When Development is Production

Infrastructure is always critical

It’s an article of faith that the development process starts in the part of the network set aside for development work. Then the code may go to the QA area for QA testing, UAT area for UAT, production area for production.

That statement almost looks like a truism; development work is done in DEV.

So a corporate network may be divided along dev/uat/prod lines, with firewalls between them so that development code can’t impact production services. After all, we don’t want some development code that’s doing application schema updates to accidentally drop the production database!

But this is not always true.

Development is production

For the development team, themselves, they have expectations on the platform infrastructure to be available so they can do their work.
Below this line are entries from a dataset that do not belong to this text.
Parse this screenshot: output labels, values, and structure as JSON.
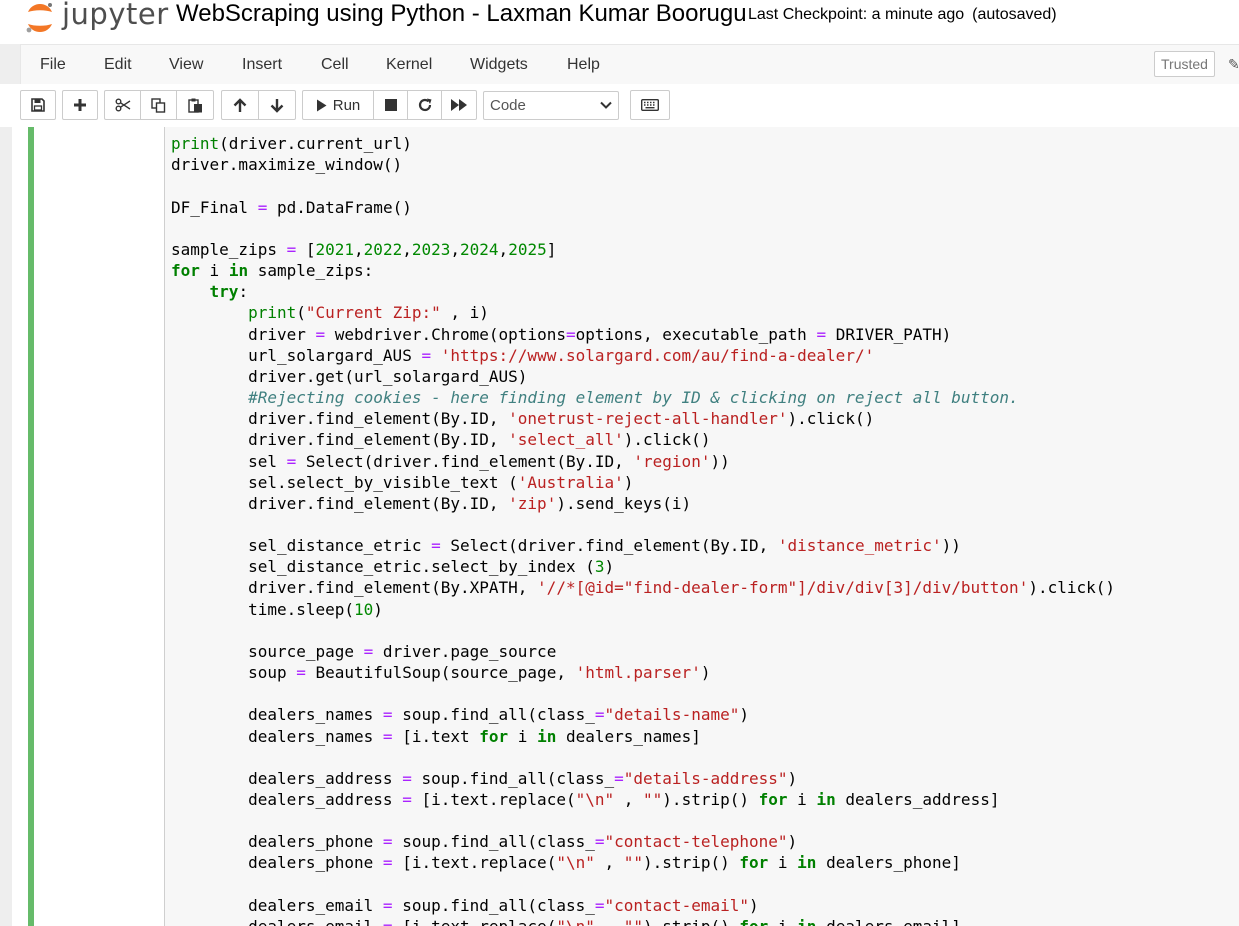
{
  "header": {
    "logo_text": "jupyter",
    "notebook_title": "WebScraping using Python - Laxman Kumar Boorugu",
    "checkpoint": "Last Checkpoint: a minute ago",
    "autosave": "(autosaved)"
  },
  "menu": {
    "items": [
      "File",
      "Edit",
      "View",
      "Insert",
      "Cell",
      "Kernel",
      "Widgets",
      "Help"
    ],
    "trusted": "Trusted"
  },
  "toolbar": {
    "run_label": "Run",
    "cell_type": "Code",
    "cell_type_options": [
      "Code"
    ]
  },
  "cell": {
    "lines": [
      "print(driver.current_url)",
      "driver.maximize_window()",
      "",
      "DF_Final = pd.DataFrame()",
      "",
      "sample_zips = [2021,2022,2023,2024,2025]",
      "for i in sample_zips:",
      "    try:",
      "        print(\"Current Zip:\" , i)",
      "        driver = webdriver.Chrome(options=options, executable_path = DRIVER_PATH)",
      "        url_solargard_AUS = 'https://www.solargard.com/au/find-a-dealer/'",
      "        driver.get(url_solargard_AUS)",
      "        #Rejecting cookies - here finding element by ID & clicking on reject all button.",
      "        driver.find_element(By.ID, 'onetrust-reject-all-handler').click()",
      "        driver.find_element(By.ID, 'select_all').click()",
      "        sel = Select(driver.find_element(By.ID, 'region'))",
      "        sel.select_by_visible_text ('Australia')",
      "        driver.find_element(By.ID, 'zip').send_keys(i)",
      "",
      "        sel_distance_etric = Select(driver.find_element(By.ID, 'distance_metric'))",
      "        sel_distance_etric.select_by_index (3)",
      "        driver.find_element(By.XPATH, '//*[@id=\"find-dealer-form\"]/div/div[3]/div/button').click()",
      "        time.sleep(10)",
      "",
      "        source_page = driver.page_source",
      "        soup = BeautifulSoup(source_page, 'html.parser')",
      "",
      "        dealers_names = soup.find_all(class_=\"details-name\")",
      "        dealers_names = [i.text for i in dealers_names]",
      "",
      "        dealers_address = soup.find_all(class_=\"details-address\")",
      "        dealers_address = [i.text.replace(\"\\n\" , \"\").strip() for i in dealers_address]",
      "",
      "        dealers_phone = soup.find_all(class_=\"contact-telephone\")",
      "        dealers_phone = [i.text.replace(\"\\n\" , \"\").strip() for i in dealers_phone]",
      "",
      "        dealers_email = soup.find_all(class_=\"contact-email\")",
      "        dealers_email = [i.text.replace(\"\\n\" , \"\").strip() for i in dealers_email]"
    ]
  },
  "colors": {
    "cell_bar": "#66bb6a",
    "keyword": "#008000",
    "string": "#ba2121",
    "operator": "#aa22ff",
    "comment": "#408080"
  }
}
If the VMware team decides to test a new patch set in the DEV environment and brings down the development cluster then they’re gonna have a lot of annoyed developers banging on the door. Depending on the severity of the outage this could cause application delivery timelines to slip, for contracted delivery dates to be broken and cause actual financial impact to the company.

Further, some of the core infrastructure may be shared between environments. The SAN arrays may have LUNs assigned to DEV machines and to PROD machines; networking switches (due to VLANs and trunks, inter-datacenter links) may share paths.

So if you’re going to do something that may impact core infrastructure or large numbers of development machines, you don’t start in DEV… you start even earlier.

The lab is for more than use Proof of Concept tests

A lot of people think of “lab environments” as places to do tests. “Hey, we want to test out some piece of software, see if it does what we want. Let’s spin up a proof of concept in the lab.”

And, yes, that’s the right place to do it. Labs are typically isolated from the main networks and needing jumphosts or bastion hosts to be accessed in order to get to the machines. They will have separate network infrastructure, separate Active Directory domains. They’re probably not as well managed and domain admin privileges may be easy to get. This leads to some levels of instability.

But despite this, the lab is also where sustained engineering processes start.

Sustained engineering

Products have a life cycle. They get introduced to the company, tested, deployed, updated, patched, and then (if you’re lucky) sunsetted and shut down.

The introduction is in the lab, as part of the aforementioned Proof Of Concept. Then rolled out to DEV…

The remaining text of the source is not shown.